In less than a year, GAJUR has facilitated two meetings between Member States and the jurists serving on the CJI, organized conferences and roundtables on international law, and compiled proposals aimed at ensuring continuity in these efforts. These initiatives include the convening of high-level events, the strengthening of the Rio de Janeiro Course on International Law, the expansion of the activities of the Secretariat for Legal Affairs, and the systematic follow-up of mandates adopted by OAS Member States at the General Assembly.
In our view, three principal considerations justify this initiative. First, at a time when international law is increasingly questioned and challenged, it is essential to recognize what is lost when its foundational principles are eroded. Second, we believe that disseminating the achievements, benefits, and contributions of institutions such as the CJI helps demonstrate that international law is far more useful, effective, and relevant to the daily life of States than is often assumed. Finally, international law is both a product and a driver of cooperation among nations–a prerequisite for addressing the challenges of our time effectively.
What is lost when international law is weakened? The answer is straightforward: the fundamental norms that govern coexistence among nations. International law, as it has evolved over the past eighty years, has not eliminated the realities of power, but it has succeeded in imposing constraints on the unrestricted use of force, thereby delegitimizing the notion that might makes right. The OAS, heir to the Pan-American conferences of the late nineteenth century, played a significant role in consolidating principles such as the peaceful settlement of disputes, the sovereign equality of States, and non-intervention. Violations of these principles are not merely unlawful; they also undermine any credible conception of a stable, rational, and just regional order.

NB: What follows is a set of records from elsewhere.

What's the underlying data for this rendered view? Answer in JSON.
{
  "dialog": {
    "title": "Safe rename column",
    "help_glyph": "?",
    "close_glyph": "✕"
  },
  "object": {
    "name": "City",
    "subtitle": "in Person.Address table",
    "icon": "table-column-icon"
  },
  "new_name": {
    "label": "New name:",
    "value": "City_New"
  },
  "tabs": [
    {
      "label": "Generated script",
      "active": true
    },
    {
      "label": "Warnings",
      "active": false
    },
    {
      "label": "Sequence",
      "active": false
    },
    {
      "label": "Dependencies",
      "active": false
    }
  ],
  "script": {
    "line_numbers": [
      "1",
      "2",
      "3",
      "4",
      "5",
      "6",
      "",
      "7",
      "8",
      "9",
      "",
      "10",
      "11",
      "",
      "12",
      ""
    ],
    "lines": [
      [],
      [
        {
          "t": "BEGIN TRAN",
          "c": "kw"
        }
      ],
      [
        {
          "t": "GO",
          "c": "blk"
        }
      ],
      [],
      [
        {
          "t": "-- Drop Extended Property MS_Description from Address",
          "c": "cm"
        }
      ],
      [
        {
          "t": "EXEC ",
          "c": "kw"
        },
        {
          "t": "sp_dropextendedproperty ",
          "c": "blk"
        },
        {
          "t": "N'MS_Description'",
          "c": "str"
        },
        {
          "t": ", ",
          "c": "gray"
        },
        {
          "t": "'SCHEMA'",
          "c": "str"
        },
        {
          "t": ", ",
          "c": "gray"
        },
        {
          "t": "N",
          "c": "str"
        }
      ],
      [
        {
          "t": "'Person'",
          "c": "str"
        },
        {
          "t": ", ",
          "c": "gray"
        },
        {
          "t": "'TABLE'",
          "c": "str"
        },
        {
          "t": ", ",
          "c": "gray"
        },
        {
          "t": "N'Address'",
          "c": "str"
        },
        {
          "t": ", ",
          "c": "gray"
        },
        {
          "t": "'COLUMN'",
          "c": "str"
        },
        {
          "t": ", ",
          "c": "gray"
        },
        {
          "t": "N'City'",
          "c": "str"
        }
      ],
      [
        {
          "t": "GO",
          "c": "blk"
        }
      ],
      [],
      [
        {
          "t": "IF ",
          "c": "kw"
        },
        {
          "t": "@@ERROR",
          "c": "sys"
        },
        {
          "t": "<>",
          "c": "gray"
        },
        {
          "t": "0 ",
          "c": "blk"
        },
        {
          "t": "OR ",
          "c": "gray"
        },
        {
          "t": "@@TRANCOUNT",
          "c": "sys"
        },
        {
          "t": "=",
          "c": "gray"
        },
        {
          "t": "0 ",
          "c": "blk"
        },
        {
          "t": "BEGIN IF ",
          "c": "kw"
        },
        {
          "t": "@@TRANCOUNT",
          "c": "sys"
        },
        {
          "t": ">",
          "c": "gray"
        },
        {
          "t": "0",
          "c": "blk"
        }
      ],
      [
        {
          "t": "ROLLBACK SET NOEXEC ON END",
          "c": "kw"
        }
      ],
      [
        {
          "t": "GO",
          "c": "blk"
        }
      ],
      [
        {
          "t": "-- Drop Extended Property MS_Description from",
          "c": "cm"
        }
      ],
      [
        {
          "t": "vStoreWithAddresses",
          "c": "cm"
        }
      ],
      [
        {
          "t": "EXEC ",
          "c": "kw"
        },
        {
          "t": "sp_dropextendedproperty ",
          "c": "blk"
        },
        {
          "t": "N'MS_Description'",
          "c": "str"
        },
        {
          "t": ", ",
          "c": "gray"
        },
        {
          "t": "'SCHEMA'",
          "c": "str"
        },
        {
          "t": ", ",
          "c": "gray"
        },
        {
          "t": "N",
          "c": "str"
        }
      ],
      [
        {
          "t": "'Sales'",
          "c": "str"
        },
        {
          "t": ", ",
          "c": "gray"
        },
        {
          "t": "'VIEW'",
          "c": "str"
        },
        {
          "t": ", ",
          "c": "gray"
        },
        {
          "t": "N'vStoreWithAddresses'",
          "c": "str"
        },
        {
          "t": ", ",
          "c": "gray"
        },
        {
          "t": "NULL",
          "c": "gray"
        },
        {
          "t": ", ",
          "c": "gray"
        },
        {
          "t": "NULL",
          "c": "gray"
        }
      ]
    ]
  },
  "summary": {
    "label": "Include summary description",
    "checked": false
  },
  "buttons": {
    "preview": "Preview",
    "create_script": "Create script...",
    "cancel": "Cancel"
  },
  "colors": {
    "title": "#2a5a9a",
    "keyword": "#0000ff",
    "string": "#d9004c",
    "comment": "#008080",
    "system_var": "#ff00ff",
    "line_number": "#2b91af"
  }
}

The history of the CJI–which contributed to the drafting of the OAS Charter, international human rights instruments, and the Inter-American Democratic Charter–provides tangible evidence that international law is not an abstraction. Whether in the sphere of public or private international law, the work of the CJI and the negotiations among OAS Member States that led to the adoption of conventions, treaties, and other legal instruments, both binding and non-binding, have had–and continue to have–a positive impact.

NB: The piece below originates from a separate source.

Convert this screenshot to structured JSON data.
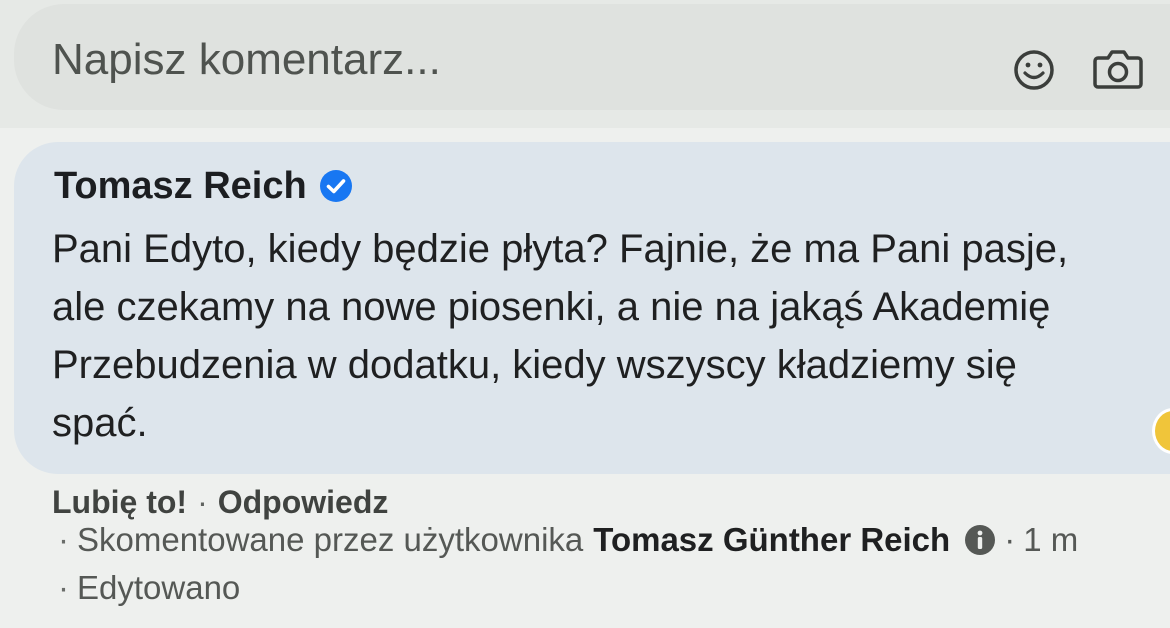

These instruments have facilitated trade and investment, strengthened the protection of human rights, contributed to the fight against transnational organized crime and corruption, and promoted democratic consolidation, among many other advances. The Treaty of Tlatelolco stands out as one of the most significant examples of the capacity of Latin American and Caribbean States to build, through international law and multilateral negotiation, a pioneering legal regime for nuclear disarmament and non-proliferation.
It is impossible to dissociate international law from multilateral institutions, whose very existence depends–as in the case of the OAS–on a charter that is itself an international treaty. Strengthening international law as an instrument for addressing common challenges through cooperation therefore also requires reinforcing the relevance of multilateral institutions. This entails ensuring that they remain representative, legitimate, and effective; that they do not succumb to the dynamics of economic, political, or military power; and that they do not lend legitimacy to forms of unilateralism that threaten to return the world to a Hobbesian state of nature. Only under such conditions can we hope to confront the challenges of development, combat climate change, protect and promote human rights, and strengthen democracy and security with any prospect of success.
Today, more than ever, this is no time for defeatism. The challenges confronting international law are indeed formidable, but history is neither teleological nor predetermined. Our efforts within the OAS are directed toward preserving the fundamental principles that underpin the Organization, while ensuring that its political bodies act with balance and legitimacy, thereby reducing the risk of a regional order based on the unrestrained exercise of power, devoid of checks, constraints, or accountability. Such an outcome would be detrimental to all, without exception, including those who may believe they stand to gain from it in the short term. Without the architecture of multilateral institutions and without the binding force of international law as its cement, the result will not merely be greater instability; it will amount to a genuine civilizational regression. That is what is at stake.